Ray McCann added that the PCRT rules attempted to make clear to advisers that they would be helpd accountable for advice given that undermined the spirit of tax legislation and the intention of Parliament. It ensures members pay greater attention to the decisions of Parliamnent and do not seek to undermine these.
On the issue of the review of Enterprise Investment Schemes (EIS) and Venture Capital Trusts (VCTs), Mr Malthouse questioned whether these proposals would increase the complexity of the system for entrepreneurs seeking funding through these schemes.
Mr Haskew said that it would take time to fully digest the proposals for EIS and VCT, as they had only been published on Friday (1 December). He acknowledged the possible complexities, citing a wider concern over the accessibility of tax legislation. Both Mr Haskew and Ray McCann voiced a general acknowledgement that these changes could result in greater complexity for those seeking to access support, result in increased costs and may further reduce certainty in an area of investment that is, by definition, already a high-risk activity.
Catherine McKinnell (Labour) asked Ray McCann to outline the CIOT's concerns over offshore trusts. Mr McCann said that offshore trusts had been subject to repeated changes over a long period of time. He said that the Institute was concerned that offshore trust taxation was frought with difficulty in any event and that changes - which some might consider 'knee-jerk' - would add to complexity.
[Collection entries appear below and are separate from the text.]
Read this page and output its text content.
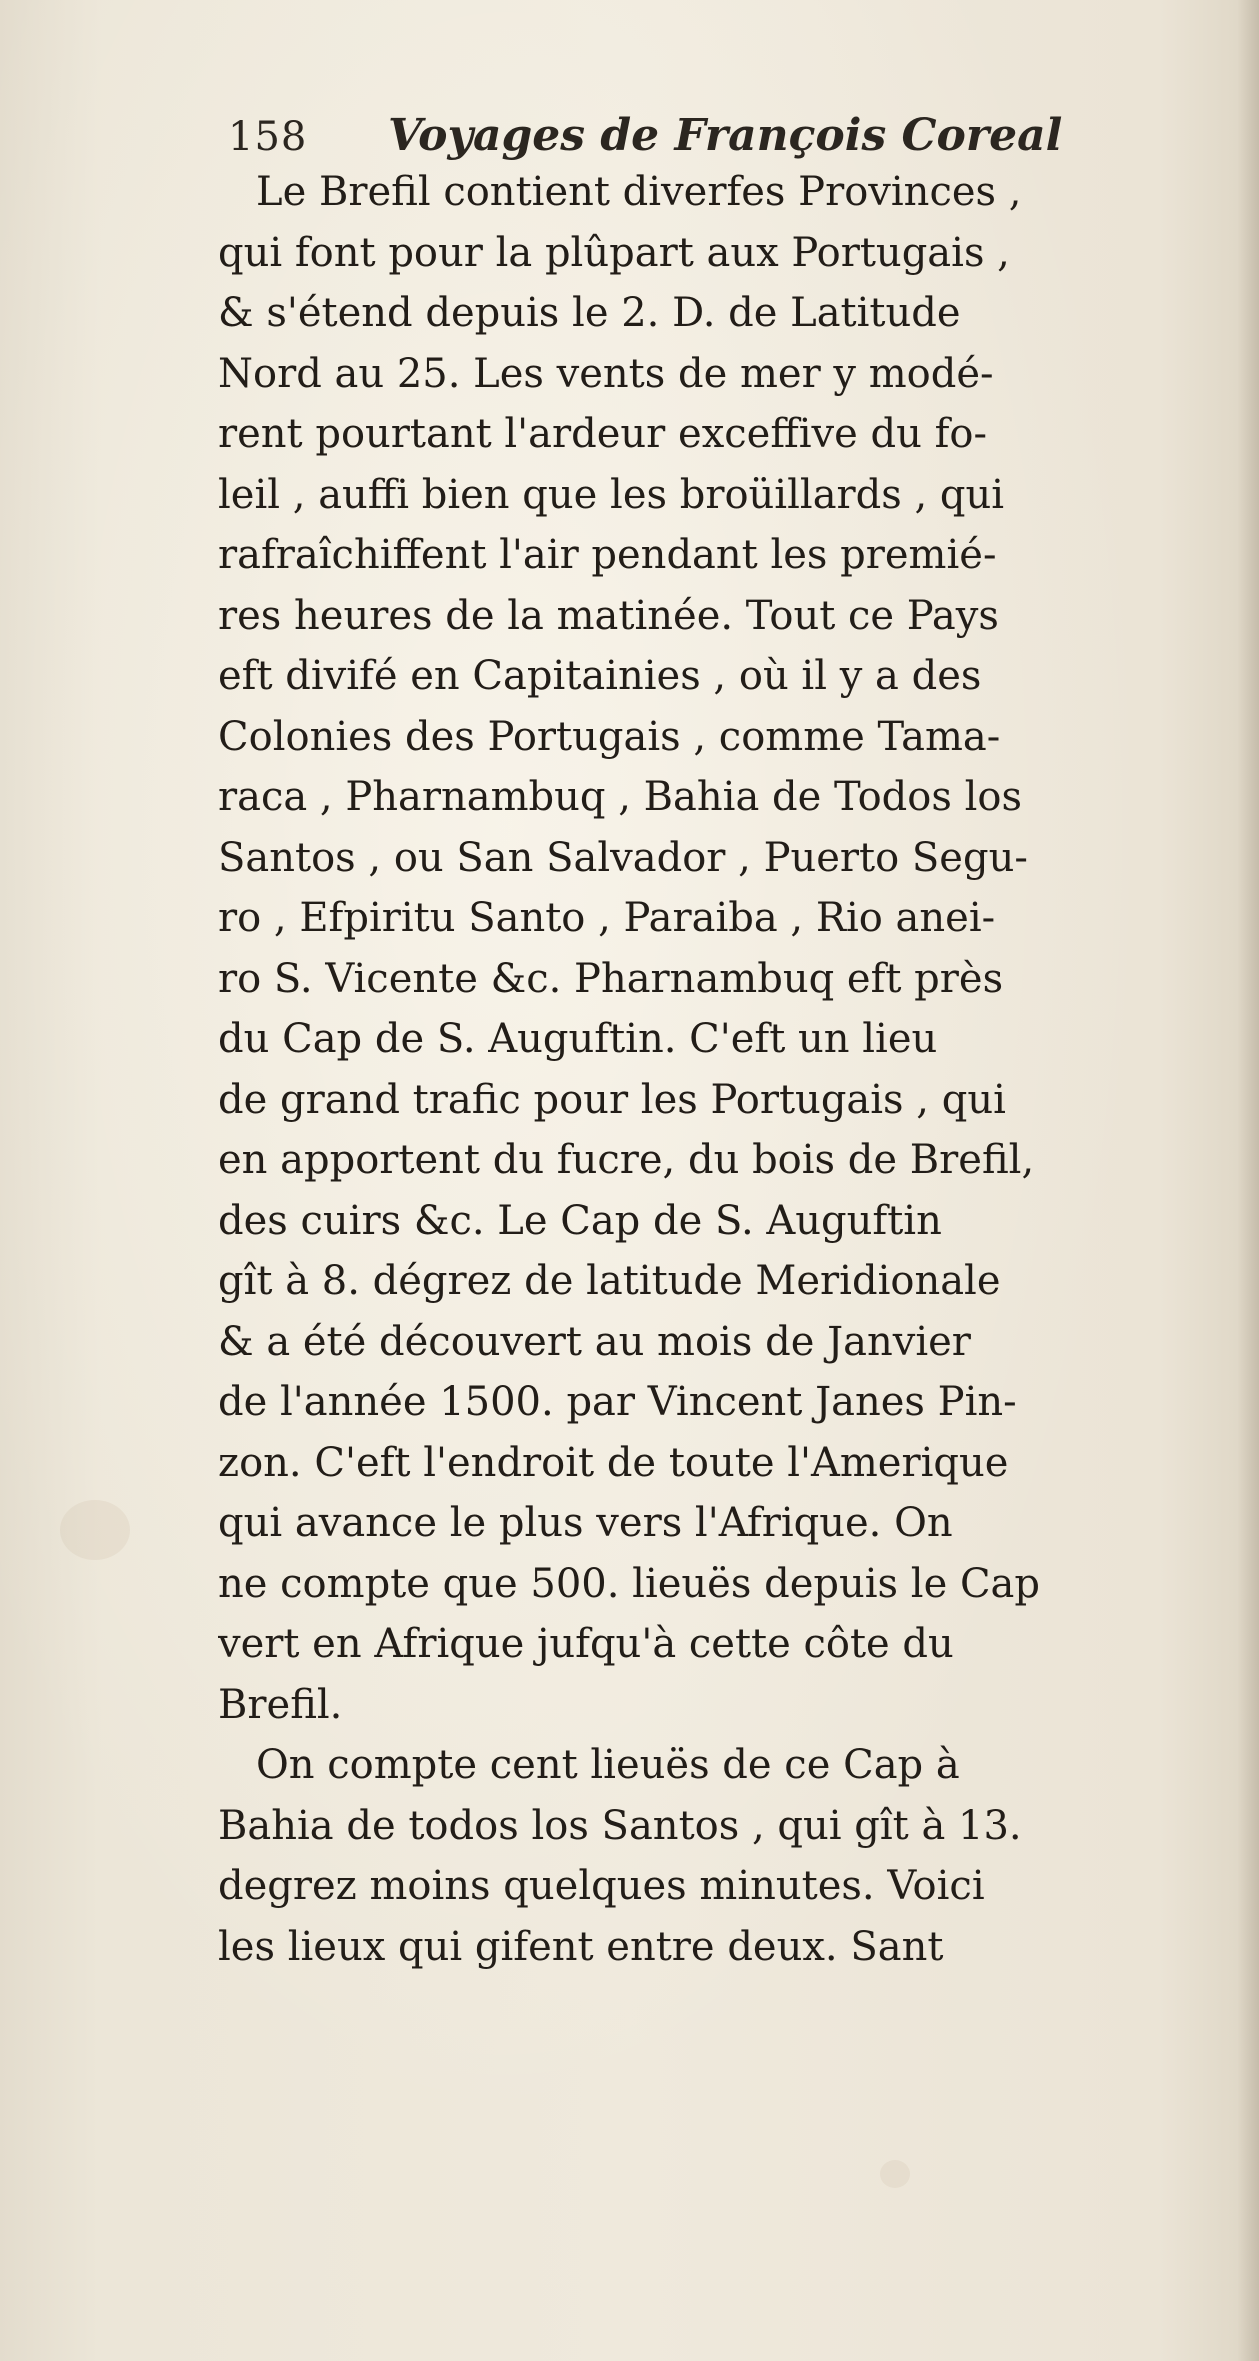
158 Voyages de François Coreal
Le Brefil contient diverfes Provinces ,
qui font pour la plûpart aux Portugais ,
& s'étend depuis le 2. D. de Latitude
Nord au 25. Les vents de mer y modé-
rent pourtant l'ardeur exceffive du fo-
leil , auffi bien que les broüillards , qui
rafraîchiffent l'air pendant les premié-
res heures de la matinée. Tout ce Pays
eft divifé en Capitainies , où il y a des
Colonies des Portugais , comme Tama-
raca , Pharnambuq , Bahia de Todos los
Santos , ou San Salvador , Puerto Segu-
ro , Efpiritu Santo , Paraiba , Rio anei-
ro S. Vicente &c. Pharnambuq eft près
du Cap de S. Auguftin. C'eft un lieu
de grand trafic pour les Portugais , qui
en apportent du fucre, du bois de Brefil,
des cuirs &c. Le Cap de S. Auguftin
gît à 8. dégrez de latitude Meridionale
& a été découvert au mois de Janvier
de l'année 1500. par Vincent Janes Pin-
zon. C'eft l'endroit de toute l'Amerique
qui avance le plus vers l'Afrique. On
ne compte que 500. lieuës depuis le Cap
vert en Afrique jufqu'à cette côte du
Brefil.
On compte cent lieuës de ce Cap à
Bahia de todos los Santos , qui gît à 13.
degrez moins quelques minutes. Voici
les lieux qui gifent entre deux. Sant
He added that the speed by which changes were proposed, together with a lack of understanding of the issues being addressed, hampered effective policy making.
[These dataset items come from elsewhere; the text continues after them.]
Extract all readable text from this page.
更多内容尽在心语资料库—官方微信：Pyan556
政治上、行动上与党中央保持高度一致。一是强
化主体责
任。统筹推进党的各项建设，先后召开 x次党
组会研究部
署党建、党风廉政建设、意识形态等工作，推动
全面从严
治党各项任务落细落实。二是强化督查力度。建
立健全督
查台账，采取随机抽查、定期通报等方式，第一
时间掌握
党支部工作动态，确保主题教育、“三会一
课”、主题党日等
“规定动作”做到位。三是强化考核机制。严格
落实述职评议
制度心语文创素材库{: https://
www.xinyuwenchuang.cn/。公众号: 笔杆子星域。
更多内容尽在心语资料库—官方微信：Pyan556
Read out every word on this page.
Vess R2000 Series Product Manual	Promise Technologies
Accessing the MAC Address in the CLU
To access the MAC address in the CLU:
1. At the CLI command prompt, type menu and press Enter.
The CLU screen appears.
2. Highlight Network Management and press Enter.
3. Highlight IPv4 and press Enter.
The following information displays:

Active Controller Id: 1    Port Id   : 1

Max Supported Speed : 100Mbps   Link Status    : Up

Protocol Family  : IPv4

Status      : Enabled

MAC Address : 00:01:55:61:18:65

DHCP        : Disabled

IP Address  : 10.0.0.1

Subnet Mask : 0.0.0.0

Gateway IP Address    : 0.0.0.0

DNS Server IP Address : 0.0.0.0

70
On the issue of VAT thresholds, Ms McKinnell cited a recent Federation of Small Businesses (FSB) survey of small businesses, their VAT obligations and the administrative burdens that they face. Frank Haskew said that VAT legislation had increased in its complexity and impacted on small businesses. He said that it was a sensible move to take small businesses out of VAT, adding that there needed to be consultation in light of further changes to the tax system for SMEs, such as Making Tax Digital. Ray McCann stated the CIOT's support for the decision by the Chancellor to freeze the VAT threshold.
Ms McKinnell concluded her questions by asking the witnesses to comment on concerns raised by the chief executive of HMRC, Jon Thompson, over a lack of resources needed to manage the Brexit transition and HMRC's wider reform programme. Mr Haskew noted that HMRC was already undergoing the largest change and modernisation programme of any comparable organisation in Europe. It was his view that if HMRC was concerned that Brexit would strain HMRC's resources to the limit, then ICAEW and others would have reason to be concerned by this.
Ray McCann noted that Mr Thompson had committed in recent evidence to Parliament that he would take forward the digitalisation of HMRC within existing resources if required. But he said that professional bodies and politicians should be very aware of the dangers of under-resourcing HMRC. If they chose to do ignore this, they would do so 'at their peril'.
The meeting closed at 11.39am with a note of thanks from the chair to the witnesses for their time and evidence.